In deze uitspraak van de Rechtbank Rotterdam op 11 februari 2025, wordt het beroep van eiser tegen de afwijzing van zijn aanvraag om een traplift op grond van de Wet maatschappelijke ondersteuning 2015 (Wmo 2015) beoordeeld. Eiser, vertegenwoordigd door mr. T. Erdal, had zijn aanvraag op 3 mei 2023 afgewezen gekregen door verweerder, die bij het bestreden besluit van 30 mei 2023 zijn beslissing handhaafde. De rechtbank heeft op 28 januari 2025 de zaak behandeld, waarbij zowel eiser als de gemachtigde van verweerder aanwezig waren.

De rechtbank concludeert dat verweerder de aanvraag op juiste gronden heeft afgewezen. Eiser had zich op 7 november 2022 gemeld met een hulpvraag en kreeg op 13 januari 2023 een tegemoetkoming in de verhuiskosten. De afwijzing van de trapliftaanvraag werd gemotiveerd door een huisbezoek en een medisch advies, waaruit bleek dat eiser in staat was om de trap naar zijn souterrain te lopen met extra houvast. De rechtbank oordeelt dat de beroepsgronden van eiser, waaronder strijd met het zorgvuldigheidsbeginsel en het motiveringsbeginsel, niet slagen. De rechtbank stelt vast dat er geen toezeggingen zijn gedaan over de plaatsing van een traplift en dat de beperkingen van eiser voldoende kunnen worden gecompenseerd met extra beugels.

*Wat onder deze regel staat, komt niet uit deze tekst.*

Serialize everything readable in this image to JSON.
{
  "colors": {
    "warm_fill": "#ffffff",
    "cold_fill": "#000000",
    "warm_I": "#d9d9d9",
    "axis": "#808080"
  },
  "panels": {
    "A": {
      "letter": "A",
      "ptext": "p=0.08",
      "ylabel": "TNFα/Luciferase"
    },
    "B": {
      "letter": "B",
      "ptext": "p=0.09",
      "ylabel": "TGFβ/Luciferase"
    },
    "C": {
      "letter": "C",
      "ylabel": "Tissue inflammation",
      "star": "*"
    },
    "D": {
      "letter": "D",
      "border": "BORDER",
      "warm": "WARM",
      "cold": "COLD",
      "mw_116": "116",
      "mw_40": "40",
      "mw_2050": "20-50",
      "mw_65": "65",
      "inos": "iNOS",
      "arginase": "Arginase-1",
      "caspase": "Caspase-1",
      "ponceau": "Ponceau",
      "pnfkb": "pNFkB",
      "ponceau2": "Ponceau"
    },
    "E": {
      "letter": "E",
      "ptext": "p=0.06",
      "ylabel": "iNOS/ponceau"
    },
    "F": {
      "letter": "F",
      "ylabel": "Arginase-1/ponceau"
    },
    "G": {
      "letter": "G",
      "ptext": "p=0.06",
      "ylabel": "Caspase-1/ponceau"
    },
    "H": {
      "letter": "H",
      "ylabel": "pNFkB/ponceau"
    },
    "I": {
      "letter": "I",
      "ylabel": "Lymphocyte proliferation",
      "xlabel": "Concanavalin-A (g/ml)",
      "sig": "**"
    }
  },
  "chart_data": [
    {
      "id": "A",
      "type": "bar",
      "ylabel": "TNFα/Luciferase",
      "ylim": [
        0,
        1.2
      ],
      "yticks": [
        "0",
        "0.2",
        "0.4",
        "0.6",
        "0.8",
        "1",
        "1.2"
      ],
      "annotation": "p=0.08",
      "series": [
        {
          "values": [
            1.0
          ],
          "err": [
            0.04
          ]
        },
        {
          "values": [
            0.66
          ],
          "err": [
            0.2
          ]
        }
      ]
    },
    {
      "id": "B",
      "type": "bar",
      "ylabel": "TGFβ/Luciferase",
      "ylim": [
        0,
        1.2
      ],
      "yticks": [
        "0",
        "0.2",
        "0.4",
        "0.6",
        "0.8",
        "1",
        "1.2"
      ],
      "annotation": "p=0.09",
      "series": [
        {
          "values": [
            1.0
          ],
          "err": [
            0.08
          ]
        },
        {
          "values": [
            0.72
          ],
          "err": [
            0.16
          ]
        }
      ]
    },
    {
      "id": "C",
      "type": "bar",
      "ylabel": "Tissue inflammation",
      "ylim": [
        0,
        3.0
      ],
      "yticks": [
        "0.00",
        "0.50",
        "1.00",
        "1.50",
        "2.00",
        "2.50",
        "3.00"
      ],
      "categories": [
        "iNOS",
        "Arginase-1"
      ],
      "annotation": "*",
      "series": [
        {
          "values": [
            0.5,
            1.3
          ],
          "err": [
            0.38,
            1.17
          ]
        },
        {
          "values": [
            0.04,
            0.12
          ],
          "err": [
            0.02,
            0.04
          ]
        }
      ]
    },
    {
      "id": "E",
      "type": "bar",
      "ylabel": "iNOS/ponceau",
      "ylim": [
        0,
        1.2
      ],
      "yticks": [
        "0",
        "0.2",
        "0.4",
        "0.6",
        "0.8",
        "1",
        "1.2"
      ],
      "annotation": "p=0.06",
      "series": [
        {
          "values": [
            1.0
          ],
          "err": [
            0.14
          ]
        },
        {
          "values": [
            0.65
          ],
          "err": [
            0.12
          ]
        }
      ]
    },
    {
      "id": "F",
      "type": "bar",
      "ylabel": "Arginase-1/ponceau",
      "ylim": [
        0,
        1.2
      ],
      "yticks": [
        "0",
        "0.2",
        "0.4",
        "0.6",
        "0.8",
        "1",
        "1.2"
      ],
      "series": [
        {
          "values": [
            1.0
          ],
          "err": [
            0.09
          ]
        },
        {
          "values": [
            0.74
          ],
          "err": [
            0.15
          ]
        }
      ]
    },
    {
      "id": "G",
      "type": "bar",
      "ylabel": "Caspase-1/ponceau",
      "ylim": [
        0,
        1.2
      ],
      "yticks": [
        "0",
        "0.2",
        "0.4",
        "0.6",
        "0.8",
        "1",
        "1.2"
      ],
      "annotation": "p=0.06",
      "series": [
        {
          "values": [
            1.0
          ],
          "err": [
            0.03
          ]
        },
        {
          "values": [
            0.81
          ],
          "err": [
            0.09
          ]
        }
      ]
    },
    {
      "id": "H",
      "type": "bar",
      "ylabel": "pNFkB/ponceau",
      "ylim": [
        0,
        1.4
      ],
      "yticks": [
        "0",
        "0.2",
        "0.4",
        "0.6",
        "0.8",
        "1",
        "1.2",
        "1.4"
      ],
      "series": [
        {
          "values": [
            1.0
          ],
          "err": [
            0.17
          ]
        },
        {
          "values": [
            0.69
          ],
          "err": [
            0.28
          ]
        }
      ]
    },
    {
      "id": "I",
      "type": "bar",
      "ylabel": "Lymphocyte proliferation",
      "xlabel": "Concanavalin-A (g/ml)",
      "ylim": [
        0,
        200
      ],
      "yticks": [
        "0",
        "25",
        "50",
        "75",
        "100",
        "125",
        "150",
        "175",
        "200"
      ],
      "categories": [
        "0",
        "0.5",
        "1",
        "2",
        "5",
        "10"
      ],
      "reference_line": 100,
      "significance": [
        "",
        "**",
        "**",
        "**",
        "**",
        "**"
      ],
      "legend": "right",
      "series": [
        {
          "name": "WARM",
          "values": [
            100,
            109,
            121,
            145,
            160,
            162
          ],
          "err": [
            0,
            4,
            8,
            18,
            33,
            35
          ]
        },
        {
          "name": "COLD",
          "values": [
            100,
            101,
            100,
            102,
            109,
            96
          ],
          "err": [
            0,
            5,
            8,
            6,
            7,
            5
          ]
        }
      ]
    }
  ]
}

Uiteindelijk verklaart de rechtbank het beroep ongegrond, wat betekent dat eiser geen gelijk heeft gekregen en geen griffierecht of proceskostenvergoeding ontvangt. De uitspraak is openbaar gemaakt en partijen zijn geïnformeerd over de mogelijkheid tot hoger beroep.

Uitspraak

RECHTBANK ROTTERDAM
Bestuursrecht
zaaknummer: ROT 23/4734

uitspraak van de enkelvoudige kamer van 11 februari 2025 in de zaak tussen

[naam eiser] , uit Schiedam, eiser

(gemachtigde: mr. T. Erdal),
en

[naam verweerder] , verweerder

(gemachtigde: mr. M.S. de Jong).

Inleiding

1.1.
In deze uitspraak beoordeelt de rechtbank het beroep van eiser tegen de afwijzing van zijn aanvraag om een maatwerkvoorziening op grond van de Wet maatschappelijke ondersteuning 2015 (Wmo 2015).
1.2.
Verweerder heeft deze aanvraag met het besluit van 3 mei 2023 afgewezen. Met het bestreden besluit van 30 mei 2023 op het bezwaar van eiser is verweerder bij de afwijzing van de aanvraag gebleven.
1.3.
Eiser heeft een beroepschrift ingediend.
1.4.
Verweerder heeft op het beroep gereageerd met een verweerschrift.
1.5.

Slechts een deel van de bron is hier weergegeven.